“Different, you mean, from what he supposes every other girl to be,” Algitha corrected. “It’s his own look-out if he’s such a fool.”
“I believe Hadria married because she was sick of being the family consolation,” said Ernest.
“Well, of course, the hope of escape was very tempting. You boys don’t know what she went through. We all regret her marriage to Hubert Temperley—though between ourselves, not more than he regrets it, if I am not much mistaken—but it is very certain that she could not have gone on living at home much longer, as things were.”
Fred said that she ought to have broken out after Algitha’s fashion, if it was so bad as all that.
“I think mother would have died if she had,” said the sister.
“Hadria was awkwardly placed,” Fred admitted.
“Do you remember that evening in the garret when we all told her what we thought?” asked Ernest.
Nobody had forgotten that painful occasion.
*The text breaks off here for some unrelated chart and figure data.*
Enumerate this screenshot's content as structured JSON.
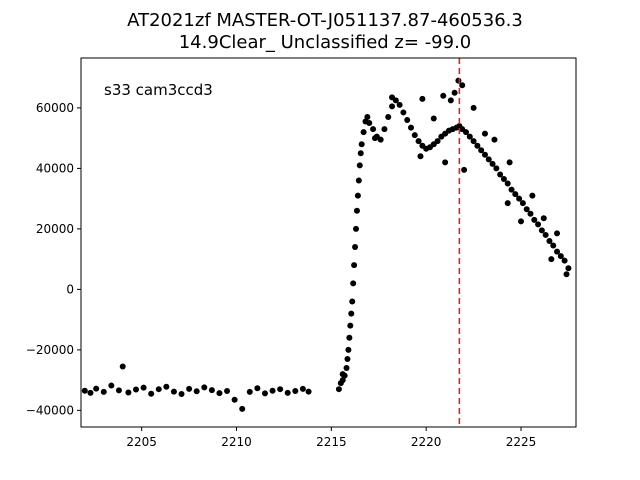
{
  "chart_data": {
    "type": "scatter",
    "title_line1": "AT2021zf  MASTER-OT-J051137.87-460536.3",
    "title_line2": "14.9Clear_ Unclassified z= -99.0",
    "annotation": "s33 cam3ccd3",
    "xlabel": "",
    "ylabel": "",
    "xlim": [
      2201.8,
      2227.9
    ],
    "ylim": [
      -45500,
      76500
    ],
    "xticks": [
      2205,
      2210,
      2215,
      2220,
      2225
    ],
    "yticks": [
      -40000,
      -20000,
      0,
      20000,
      40000,
      60000
    ],
    "marker_color": "#000000",
    "vline": {
      "x": 2221.75,
      "color": "#d62728",
      "style": "dashed"
    },
    "grid": false,
    "series": [
      {
        "points": [
          [
            2202.0,
            -33500
          ],
          [
            2202.3,
            -34200
          ],
          [
            2202.6,
            -32800
          ],
          [
            2203.0,
            -33900
          ],
          [
            2203.4,
            -31800
          ],
          [
            2203.8,
            -33400
          ],
          [
            2204.0,
            -25500
          ],
          [
            2204.3,
            -34100
          ],
          [
            2204.7,
            -33100
          ],
          [
            2205.1,
            -32500
          ],
          [
            2205.5,
            -34500
          ],
          [
            2205.9,
            -33000
          ],
          [
            2206.3,
            -32200
          ],
          [
            2206.7,
            -33800
          ],
          [
            2207.1,
            -34600
          ],
          [
            2207.5,
            -32900
          ],
          [
            2207.9,
            -33700
          ],
          [
            2208.3,
            -32400
          ],
          [
            2208.7,
            -33300
          ],
          [
            2209.1,
            -34300
          ],
          [
            2209.5,
            -33600
          ],
          [
            2209.9,
            -36500
          ],
          [
            2210.3,
            -39500
          ],
          [
            2210.7,
            -33900
          ],
          [
            2211.1,
            -32700
          ],
          [
            2211.5,
            -34400
          ],
          [
            2211.9,
            -33500
          ],
          [
            2212.3,
            -33000
          ],
          [
            2212.7,
            -34200
          ],
          [
            2213.1,
            -33600
          ],
          [
            2213.5,
            -32900
          ],
          [
            2213.8,
            -33800
          ],
          [
            2215.4,
            -33000
          ],
          [
            2215.5,
            -31000
          ],
          [
            2215.6,
            -30000
          ],
          [
            2215.7,
            -28500
          ],
          [
            2215.8,
            -26000
          ],
          [
            2215.85,
            -23000
          ],
          [
            2215.9,
            -20000
          ],
          [
            2215.95,
            -16000
          ],
          [
            2216.0,
            -12000
          ],
          [
            2216.05,
            -8000
          ],
          [
            2216.1,
            -4000
          ],
          [
            2216.15,
            2000
          ],
          [
            2216.2,
            8000
          ],
          [
            2216.25,
            14000
          ],
          [
            2216.3,
            20000
          ],
          [
            2216.35,
            26000
          ],
          [
            2216.4,
            31000
          ],
          [
            2216.45,
            36000
          ],
          [
            2216.5,
            41000
          ],
          [
            2216.55,
            45000
          ],
          [
            2216.6,
            48000
          ],
          [
            2216.7,
            52000
          ],
          [
            2216.8,
            55500
          ],
          [
            2216.9,
            57000
          ],
          [
            2217.0,
            55000
          ],
          [
            2217.2,
            53000
          ],
          [
            2217.4,
            50500
          ],
          [
            2217.6,
            49500
          ],
          [
            2217.8,
            53000
          ],
          [
            2218.0,
            57000
          ],
          [
            2218.2,
            60500
          ],
          [
            2218.4,
            62500
          ],
          [
            2218.6,
            61000
          ],
          [
            2218.8,
            58500
          ],
          [
            2219.0,
            56000
          ],
          [
            2219.2,
            53500
          ],
          [
            2219.4,
            51000
          ],
          [
            2219.6,
            49000
          ],
          [
            2219.8,
            47500
          ],
          [
            2220.0,
            46500
          ],
          [
            2220.2,
            47000
          ],
          [
            2220.4,
            48000
          ],
          [
            2220.6,
            49000
          ],
          [
            2220.8,
            50500
          ],
          [
            2221.0,
            51500
          ],
          [
            2221.2,
            52500
          ],
          [
            2221.4,
            53000
          ],
          [
            2221.6,
            53500
          ],
          [
            2221.75,
            54000
          ],
          [
            2221.9,
            53000
          ],
          [
            2222.1,
            52000
          ],
          [
            2222.3,
            50500
          ],
          [
            2222.5,
            49000
          ],
          [
            2222.7,
            47500
          ],
          [
            2222.9,
            46000
          ],
          [
            2223.1,
            44500
          ],
          [
            2223.3,
            43000
          ],
          [
            2223.5,
            41500
          ],
          [
            2223.7,
            40000
          ],
          [
            2223.9,
            38000
          ],
          [
            2224.1,
            36500
          ],
          [
            2224.3,
            35000
          ],
          [
            2224.5,
            33000
          ],
          [
            2224.7,
            31500
          ],
          [
            2224.9,
            30000
          ],
          [
            2225.1,
            28500
          ],
          [
            2225.3,
            26500
          ],
          [
            2225.5,
            25000
          ],
          [
            2225.7,
            23000
          ],
          [
            2225.9,
            21500
          ],
          [
            2226.1,
            19500
          ],
          [
            2226.3,
            18000
          ],
          [
            2226.5,
            16000
          ],
          [
            2226.7,
            14500
          ],
          [
            2226.9,
            12500
          ],
          [
            2227.1,
            11000
          ],
          [
            2227.3,
            9500
          ],
          [
            2227.5,
            7000
          ],
          [
            2221.7,
            69000
          ],
          [
            2221.9,
            67500
          ],
          [
            2221.5,
            65000
          ],
          [
            2220.9,
            64000
          ],
          [
            2221.3,
            62500
          ],
          [
            2219.8,
            63000
          ],
          [
            2218.2,
            63500
          ],
          [
            2217.3,
            50000
          ],
          [
            2219.7,
            44000
          ],
          [
            2221.0,
            42000
          ],
          [
            2222.5,
            60000
          ],
          [
            2220.4,
            56500
          ],
          [
            2223.1,
            51500
          ],
          [
            2224.4,
            42000
          ],
          [
            2224.3,
            28500
          ],
          [
            2225.6,
            31000
          ],
          [
            2225.0,
            22500
          ],
          [
            2226.2,
            23500
          ],
          [
            2226.9,
            18500
          ],
          [
            2226.6,
            10000
          ],
          [
            2227.4,
            5000
          ],
          [
            2215.6,
            -28000
          ],
          [
            2223.6,
            49500
          ],
          [
            2222.0,
            39500
          ]
        ]
      }
    ]
  }
}
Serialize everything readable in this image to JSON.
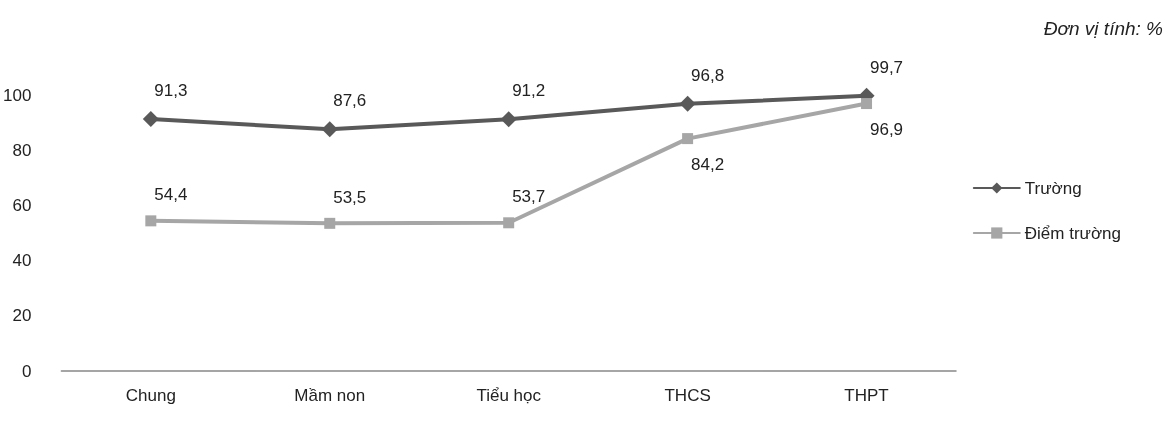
{
  "chart_data": {
    "type": "line",
    "annotations": [
      "Đơn vị tính: %"
    ],
    "categories": [
      "Chung",
      "Mầm non",
      "Tiểu học",
      "THCS",
      "THPT"
    ],
    "series": [
      {
        "name": "Trường",
        "color": "#595959",
        "marker": "diamond",
        "values": [
          91.3,
          87.6,
          91.2,
          96.8,
          99.7
        ],
        "value_labels": [
          "91,3",
          "87,6",
          "91,2",
          "96,8",
          "99,7"
        ]
      },
      {
        "name": "Điểm trường",
        "color": "#a6a6a6",
        "marker": "square",
        "values": [
          54.4,
          53.5,
          53.7,
          84.2,
          96.9
        ],
        "value_labels": [
          "54,4",
          "53,5",
          "53,7",
          "84,2",
          "96,9"
        ]
      }
    ],
    "ylim": [
      0,
      100
    ],
    "yticks": [
      0,
      20,
      40,
      60,
      80,
      100
    ],
    "grid": false,
    "legend": "right"
  }
}
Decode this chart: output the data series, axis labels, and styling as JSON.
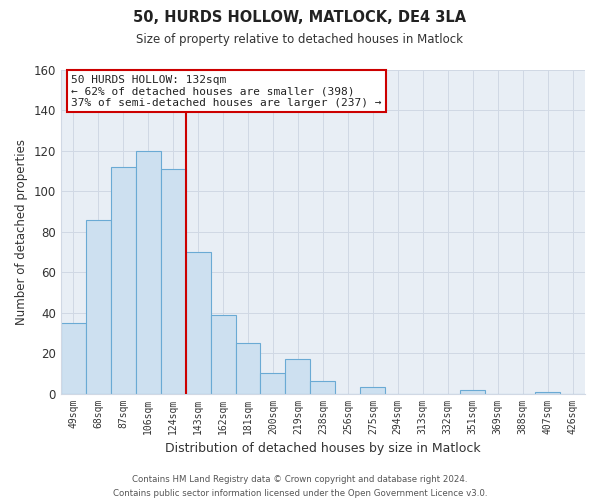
{
  "title": "50, HURDS HOLLOW, MATLOCK, DE4 3LA",
  "subtitle": "Size of property relative to detached houses in Matlock",
  "xlabel": "Distribution of detached houses by size in Matlock",
  "ylabel": "Number of detached properties",
  "bar_labels": [
    "49sqm",
    "68sqm",
    "87sqm",
    "106sqm",
    "124sqm",
    "143sqm",
    "162sqm",
    "181sqm",
    "200sqm",
    "219sqm",
    "238sqm",
    "256sqm",
    "275sqm",
    "294sqm",
    "313sqm",
    "332sqm",
    "351sqm",
    "369sqm",
    "388sqm",
    "407sqm",
    "426sqm"
  ],
  "bar_values": [
    35,
    86,
    112,
    120,
    111,
    70,
    39,
    25,
    10,
    17,
    6,
    0,
    3,
    0,
    0,
    0,
    2,
    0,
    0,
    1,
    0
  ],
  "bar_color": "#cde0f0",
  "bar_edge_color": "#6aaad4",
  "highlight_color": "#cc0000",
  "ylim": [
    0,
    160
  ],
  "yticks": [
    0,
    20,
    40,
    60,
    80,
    100,
    120,
    140,
    160
  ],
  "annotation_title": "50 HURDS HOLLOW: 132sqm",
  "annotation_line1": "← 62% of detached houses are smaller (398)",
  "annotation_line2": "37% of semi-detached houses are larger (237) →",
  "annotation_box_color": "#ffffff",
  "annotation_box_edge": "#cc0000",
  "grid_color": "#d0d8e4",
  "footer_line1": "Contains HM Land Registry data © Crown copyright and database right 2024.",
  "footer_line2": "Contains public sector information licensed under the Open Government Licence v3.0.",
  "bg_color": "#ffffff",
  "plot_bg_color": "#e8eef5"
}
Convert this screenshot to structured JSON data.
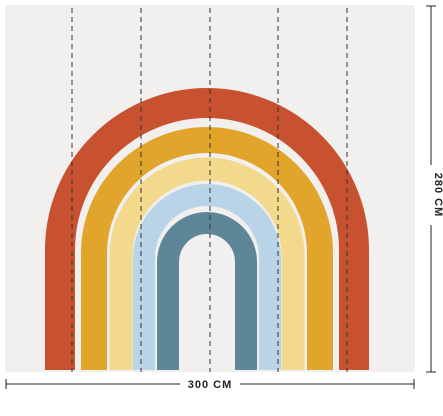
{
  "dimensions": {
    "width": "300 CM",
    "height": "280 CM"
  }
}
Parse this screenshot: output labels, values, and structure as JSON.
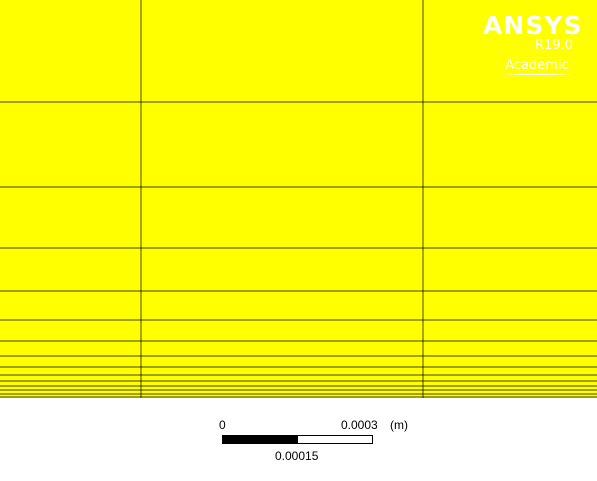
{
  "logo": {
    "name": "ANSYS",
    "version": "R19.0",
    "license": "Academic"
  },
  "mesh": {
    "fill_color": "#ffff00",
    "line_color": "#000000"
  },
  "scale_bar": {
    "min_label": "0",
    "max_label": "0.0003",
    "unit_label": "(m)",
    "mid_label": "0.00015",
    "filled_fraction": 0.5
  },
  "colors": {
    "background": "#ffffff",
    "logo_text": "#ffffff"
  }
}
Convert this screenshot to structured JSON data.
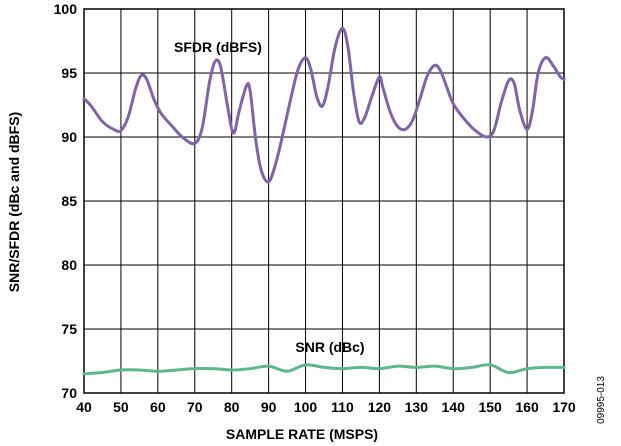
{
  "chart_data": {
    "type": "line",
    "title": "",
    "xlabel": "SAMPLE RATE (MSPS)",
    "ylabel": "SNR/SFDR (dBc and dBFS)",
    "xlim": [
      40,
      170
    ],
    "ylim": [
      70,
      100
    ],
    "xticks": [
      40,
      50,
      60,
      70,
      80,
      90,
      100,
      110,
      120,
      130,
      140,
      150,
      160,
      170
    ],
    "yticks": [
      70,
      75,
      80,
      85,
      90,
      95,
      100
    ],
    "grid": true,
    "figure_id": "09995-013",
    "colors": {
      "sfdr": "#8064a8",
      "snr": "#5fb58c",
      "grid": "#000000"
    },
    "series": [
      {
        "name": "SFDR (dBFS)",
        "label": "SFDR (dBFS)",
        "color": "#8064a8",
        "x": [
          40,
          42,
          45,
          48,
          50,
          52,
          54,
          55.5,
          57,
          59,
          61,
          64,
          67,
          70,
          72,
          74,
          75.5,
          77,
          79,
          80.5,
          82,
          84,
          85,
          86.5,
          88,
          90,
          92,
          94,
          96,
          98,
          100,
          101.5,
          103,
          104.5,
          106,
          108,
          110,
          111.5,
          113,
          114.5,
          116,
          118,
          120,
          121,
          123,
          125,
          127,
          129,
          131,
          133,
          135,
          136.5,
          138,
          140,
          143,
          146,
          149,
          151,
          153,
          155,
          156.5,
          158,
          160,
          161.5,
          163,
          165,
          167,
          169,
          170
        ],
        "y": [
          93.0,
          92.4,
          91.2,
          90.6,
          90.5,
          91.6,
          93.8,
          94.8,
          94.5,
          92.9,
          91.8,
          90.8,
          89.9,
          89.5,
          90.7,
          94.3,
          95.9,
          95.5,
          92.2,
          90.3,
          92.0,
          94.0,
          93.6,
          89.8,
          87.4,
          86.5,
          88.0,
          90.4,
          93.0,
          95.3,
          96.2,
          95.2,
          93.2,
          92.4,
          93.8,
          97.0,
          98.5,
          97.0,
          93.5,
          91.2,
          91.5,
          93.2,
          94.7,
          93.8,
          91.9,
          90.8,
          90.6,
          91.3,
          93.0,
          94.8,
          95.6,
          95.2,
          94.1,
          92.6,
          91.4,
          90.5,
          90.0,
          90.5,
          92.7,
          94.4,
          94.2,
          92.1,
          90.6,
          92.1,
          95.0,
          96.2,
          95.6,
          94.7,
          94.5
        ]
      },
      {
        "name": "SNR (dBc)",
        "label": "SNR (dBc)",
        "color": "#5fb58c",
        "x": [
          40,
          45,
          50,
          55,
          60,
          65,
          70,
          75,
          80,
          85,
          90,
          95,
          100,
          105,
          110,
          115,
          120,
          125,
          130,
          135,
          140,
          145,
          150,
          155,
          160,
          165,
          170
        ],
        "y": [
          71.5,
          71.6,
          71.8,
          71.8,
          71.7,
          71.8,
          71.9,
          71.9,
          71.8,
          71.9,
          72.1,
          71.7,
          72.2,
          72.0,
          71.9,
          72.0,
          71.9,
          72.1,
          72.0,
          72.1,
          71.9,
          72.0,
          72.2,
          71.6,
          71.9,
          72.0,
          72.0
        ]
      }
    ]
  }
}
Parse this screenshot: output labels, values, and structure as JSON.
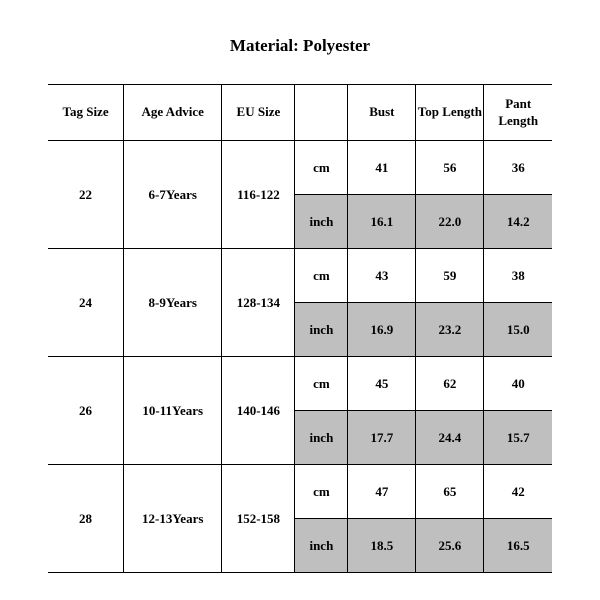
{
  "title": "Material: Polyester",
  "colors": {
    "shade_bg": "#bfbfbf",
    "border": "#000000",
    "text": "#000000",
    "page_bg": "#ffffff"
  },
  "columns": {
    "tag_size": "Tag Size",
    "age_advice": "Age Advice",
    "eu_size": "EU Size",
    "unit": "",
    "bust": "Bust",
    "top_length": "Top Length",
    "pant_length": "Pant Length"
  },
  "units": {
    "cm": "cm",
    "inch": "inch"
  },
  "rows": [
    {
      "tag_size": "22",
      "age_advice": "6-7Years",
      "eu_size": "116-122",
      "cm": {
        "bust": "41",
        "top_length": "56",
        "pant_length": "36"
      },
      "inch": {
        "bust": "16.1",
        "top_length": "22.0",
        "pant_length": "14.2"
      }
    },
    {
      "tag_size": "24",
      "age_advice": "8-9Years",
      "eu_size": "128-134",
      "cm": {
        "bust": "43",
        "top_length": "59",
        "pant_length": "38"
      },
      "inch": {
        "bust": "16.9",
        "top_length": "23.2",
        "pant_length": "15.0"
      }
    },
    {
      "tag_size": "26",
      "age_advice": "10-11Years",
      "eu_size": "140-146",
      "cm": {
        "bust": "45",
        "top_length": "62",
        "pant_length": "40"
      },
      "inch": {
        "bust": "17.7",
        "top_length": "24.4",
        "pant_length": "15.7"
      }
    },
    {
      "tag_size": "28",
      "age_advice": "12-13Years",
      "eu_size": "152-158",
      "cm": {
        "bust": "47",
        "top_length": "65",
        "pant_length": "42"
      },
      "inch": {
        "bust": "18.5",
        "top_length": "25.6",
        "pant_length": "16.5"
      }
    }
  ]
}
“She said then that if the worst came to the worst, she would simply run away. What could prevent her?”
“That wretched sister of his!” cried Algitha. “If it hadn’t been for her, the marriage would never have taken place. She got the ear of mother after the engagement, and I am certain it was through her influence that mother hurried the wedding on so. If only there had been a little more time, it could have been prevented. And Henriette knew that. She is as knowing——!”